I’ve only had one fracture that I can remember. I have had plenty of sprains and muscle tears. In each case it became apparent that I could not continue as if damage had not occurred, and it was difficult to pretend I wasn’t in pain. Injuries like this cause pain and need to be addressed.
Of course this is true for our bodies, but it is also true for the fractures or tears which occur in communities. If you have ever been part of a team, worked on a project, dare I say, been part of a church, then you know have likely experienced the pain of a fracture. No matter how good an organisation or how noble its cause, it seems at some point, a misalignment occurs.
Communities can misfire for all sorts of reasons. Over time people can become distracted, their passion changes, they become bored or tired as things don’t move as quickly as they had hoped. External pressures such as illness, work or family can pull them away away from the vision they committed to. Sometimes a crisis comes along, such as a key person becomes ill or there is a change in leadership and it rocks the community. In Nehemiah 5, the people are exploited and enslaved by unscrupulous nobility. A few people have brought their own agenda to the city and the discontent this produces is so profound that the people are ready to leave. The community is on the verge of falling apart.
News of this reaches Nehemiah and he makes a courageous decision. He confronts the situation by calling together all the parties involves, he identifies the problem, reminds people why this is a problem, and then invites the aristocracy to make a better choice which will remedy the situation.
It is tempting to ignore a problem when it occurs in community, and hope it will go away. Very few people enjoy conflict, but Nehemiah understands that what is at stake is greater than his own comfort. He makes the courageous choice to confront the behaviour. Nehemiah knows that if there is going to be justice, if this behaviour or attitude is going to stop, it requires someone be courageous enough to call it out. So he steps up and has the difficult conversation.
This is the beauty and challenge of community. Sometimes we are those who have been hurt by the actions of others and want to walk away. Sometimes we are those who have made choices, pursued the wrong agenda, and been the ones who have hurt the community. Sometimes we are invited to be like Nehemiah.

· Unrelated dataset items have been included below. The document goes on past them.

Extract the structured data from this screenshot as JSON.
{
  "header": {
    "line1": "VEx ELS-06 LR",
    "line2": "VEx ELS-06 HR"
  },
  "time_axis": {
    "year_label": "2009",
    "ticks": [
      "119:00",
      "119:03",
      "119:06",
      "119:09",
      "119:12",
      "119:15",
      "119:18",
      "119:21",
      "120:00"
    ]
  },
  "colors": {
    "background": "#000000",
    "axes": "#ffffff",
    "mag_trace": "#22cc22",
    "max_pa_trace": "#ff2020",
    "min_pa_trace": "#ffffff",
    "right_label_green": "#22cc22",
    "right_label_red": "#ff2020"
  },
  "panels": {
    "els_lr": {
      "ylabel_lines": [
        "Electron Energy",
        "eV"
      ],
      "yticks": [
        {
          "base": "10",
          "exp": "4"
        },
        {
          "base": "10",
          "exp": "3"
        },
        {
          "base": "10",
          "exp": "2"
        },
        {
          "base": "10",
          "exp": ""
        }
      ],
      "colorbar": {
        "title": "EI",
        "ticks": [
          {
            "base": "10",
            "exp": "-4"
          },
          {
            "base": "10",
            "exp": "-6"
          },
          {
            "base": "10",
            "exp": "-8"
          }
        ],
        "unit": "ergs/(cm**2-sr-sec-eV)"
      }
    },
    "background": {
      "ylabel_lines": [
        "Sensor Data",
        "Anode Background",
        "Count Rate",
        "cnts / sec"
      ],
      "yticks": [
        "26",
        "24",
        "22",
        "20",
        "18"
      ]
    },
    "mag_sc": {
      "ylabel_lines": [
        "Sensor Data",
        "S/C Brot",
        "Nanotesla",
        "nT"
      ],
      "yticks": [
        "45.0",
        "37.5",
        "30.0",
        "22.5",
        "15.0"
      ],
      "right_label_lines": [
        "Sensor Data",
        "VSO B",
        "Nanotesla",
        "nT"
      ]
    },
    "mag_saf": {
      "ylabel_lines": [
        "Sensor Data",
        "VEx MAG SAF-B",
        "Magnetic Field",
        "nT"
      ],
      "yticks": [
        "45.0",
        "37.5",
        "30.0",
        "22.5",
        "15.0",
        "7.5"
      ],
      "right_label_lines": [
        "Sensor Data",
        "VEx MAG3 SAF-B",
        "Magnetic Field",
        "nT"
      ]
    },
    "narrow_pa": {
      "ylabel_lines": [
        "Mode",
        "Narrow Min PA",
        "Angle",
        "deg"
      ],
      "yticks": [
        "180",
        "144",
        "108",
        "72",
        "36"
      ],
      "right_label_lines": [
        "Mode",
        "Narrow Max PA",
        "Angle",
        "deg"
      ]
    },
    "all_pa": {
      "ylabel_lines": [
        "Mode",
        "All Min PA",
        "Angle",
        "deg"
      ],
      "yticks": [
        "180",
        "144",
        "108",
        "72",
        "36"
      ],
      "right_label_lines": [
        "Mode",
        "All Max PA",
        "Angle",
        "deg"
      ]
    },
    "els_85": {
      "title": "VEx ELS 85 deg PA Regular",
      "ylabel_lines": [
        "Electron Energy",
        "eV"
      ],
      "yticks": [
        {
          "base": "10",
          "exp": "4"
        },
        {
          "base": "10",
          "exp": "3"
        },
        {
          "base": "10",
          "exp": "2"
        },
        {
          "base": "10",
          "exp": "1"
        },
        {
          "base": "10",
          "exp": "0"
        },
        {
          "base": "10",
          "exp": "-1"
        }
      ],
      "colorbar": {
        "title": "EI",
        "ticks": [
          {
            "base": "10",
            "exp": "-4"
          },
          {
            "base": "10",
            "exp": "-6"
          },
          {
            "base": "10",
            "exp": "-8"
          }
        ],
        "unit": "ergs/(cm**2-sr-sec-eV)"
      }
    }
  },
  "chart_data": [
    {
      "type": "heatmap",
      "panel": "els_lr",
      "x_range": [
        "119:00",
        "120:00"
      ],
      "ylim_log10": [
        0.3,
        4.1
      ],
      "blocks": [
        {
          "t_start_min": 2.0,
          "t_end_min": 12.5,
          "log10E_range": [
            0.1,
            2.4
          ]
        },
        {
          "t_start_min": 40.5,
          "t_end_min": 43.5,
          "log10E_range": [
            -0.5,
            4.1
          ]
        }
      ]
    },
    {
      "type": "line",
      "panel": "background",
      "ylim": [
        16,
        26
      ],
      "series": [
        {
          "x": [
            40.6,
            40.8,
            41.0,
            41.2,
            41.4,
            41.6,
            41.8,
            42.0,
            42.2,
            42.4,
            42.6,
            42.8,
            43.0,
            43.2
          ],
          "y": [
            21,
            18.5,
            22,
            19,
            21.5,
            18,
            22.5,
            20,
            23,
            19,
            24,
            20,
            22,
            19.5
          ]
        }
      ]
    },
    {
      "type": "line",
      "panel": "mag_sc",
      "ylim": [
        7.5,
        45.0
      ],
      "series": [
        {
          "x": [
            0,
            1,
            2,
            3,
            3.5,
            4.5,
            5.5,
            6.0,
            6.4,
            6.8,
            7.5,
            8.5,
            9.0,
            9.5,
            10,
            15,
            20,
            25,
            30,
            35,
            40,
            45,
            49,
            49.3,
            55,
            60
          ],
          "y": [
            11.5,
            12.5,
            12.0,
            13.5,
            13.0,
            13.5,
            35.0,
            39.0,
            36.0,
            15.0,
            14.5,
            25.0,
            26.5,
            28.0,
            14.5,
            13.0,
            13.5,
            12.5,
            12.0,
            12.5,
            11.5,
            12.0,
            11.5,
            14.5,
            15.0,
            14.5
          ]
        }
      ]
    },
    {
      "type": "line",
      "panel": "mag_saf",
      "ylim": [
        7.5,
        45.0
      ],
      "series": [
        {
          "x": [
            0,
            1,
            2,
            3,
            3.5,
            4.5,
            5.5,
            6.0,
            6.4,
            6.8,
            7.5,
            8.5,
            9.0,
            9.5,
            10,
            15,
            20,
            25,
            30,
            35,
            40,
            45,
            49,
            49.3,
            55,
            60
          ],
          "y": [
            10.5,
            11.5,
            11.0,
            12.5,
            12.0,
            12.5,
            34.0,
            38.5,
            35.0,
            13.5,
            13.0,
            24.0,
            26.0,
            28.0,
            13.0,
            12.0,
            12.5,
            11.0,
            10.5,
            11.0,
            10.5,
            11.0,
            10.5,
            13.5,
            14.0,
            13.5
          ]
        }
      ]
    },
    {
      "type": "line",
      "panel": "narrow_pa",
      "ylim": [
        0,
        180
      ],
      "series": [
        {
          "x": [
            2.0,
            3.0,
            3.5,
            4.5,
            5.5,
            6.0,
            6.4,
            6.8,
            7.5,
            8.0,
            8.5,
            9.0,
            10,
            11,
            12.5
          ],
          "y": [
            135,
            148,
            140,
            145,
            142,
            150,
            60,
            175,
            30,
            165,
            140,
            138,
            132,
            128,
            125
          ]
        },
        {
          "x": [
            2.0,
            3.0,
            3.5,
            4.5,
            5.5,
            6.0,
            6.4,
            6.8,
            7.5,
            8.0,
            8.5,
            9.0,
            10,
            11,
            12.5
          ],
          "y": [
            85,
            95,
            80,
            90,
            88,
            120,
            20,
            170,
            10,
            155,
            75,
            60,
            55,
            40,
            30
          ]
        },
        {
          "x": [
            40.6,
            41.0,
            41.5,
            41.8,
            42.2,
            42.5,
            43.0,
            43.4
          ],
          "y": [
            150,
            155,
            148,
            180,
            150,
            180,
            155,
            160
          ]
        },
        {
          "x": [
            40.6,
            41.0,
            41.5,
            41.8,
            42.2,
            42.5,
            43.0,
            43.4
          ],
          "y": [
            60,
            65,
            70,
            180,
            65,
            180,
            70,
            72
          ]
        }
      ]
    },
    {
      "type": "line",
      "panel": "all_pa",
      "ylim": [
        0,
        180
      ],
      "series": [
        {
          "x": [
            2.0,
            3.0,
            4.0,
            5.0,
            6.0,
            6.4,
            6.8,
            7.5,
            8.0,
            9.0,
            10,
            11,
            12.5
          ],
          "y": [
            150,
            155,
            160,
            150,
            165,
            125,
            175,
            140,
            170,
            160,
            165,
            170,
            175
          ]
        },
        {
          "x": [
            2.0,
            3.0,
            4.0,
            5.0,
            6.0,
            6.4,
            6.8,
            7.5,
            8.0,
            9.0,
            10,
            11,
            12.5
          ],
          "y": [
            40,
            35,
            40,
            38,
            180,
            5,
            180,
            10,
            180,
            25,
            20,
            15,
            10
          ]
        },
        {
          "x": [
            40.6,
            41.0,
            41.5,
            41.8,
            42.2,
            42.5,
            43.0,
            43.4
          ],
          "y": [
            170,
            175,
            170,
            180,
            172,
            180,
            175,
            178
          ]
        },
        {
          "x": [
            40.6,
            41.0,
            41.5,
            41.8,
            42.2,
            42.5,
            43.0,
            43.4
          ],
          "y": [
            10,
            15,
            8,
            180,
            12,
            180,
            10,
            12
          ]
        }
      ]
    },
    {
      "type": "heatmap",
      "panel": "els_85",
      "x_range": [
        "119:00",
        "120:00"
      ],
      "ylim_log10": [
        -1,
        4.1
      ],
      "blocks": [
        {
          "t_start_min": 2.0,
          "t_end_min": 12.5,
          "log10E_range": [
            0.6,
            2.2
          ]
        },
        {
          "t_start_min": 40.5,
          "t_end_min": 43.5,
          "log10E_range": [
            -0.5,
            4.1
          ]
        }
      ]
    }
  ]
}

In community we get the voices of others to speak into our lives when we make choices that threaten unity, and speak into our lives in such a way that they can call us back to a path that is best. Fractures or misalignment happens in communities, and whilst it can be driven by selfish agendas, it can also just unintentionally occur over time or because of an unexpected challenge. When they do occur, Nehemiah 5 invites us to choose to do something. To follow Nehemiah’s example, and to lovingly and courageously confront behaviours which threaten to tear a community apart, and also to be humble enough to listen to the such a voice when we have hurt community.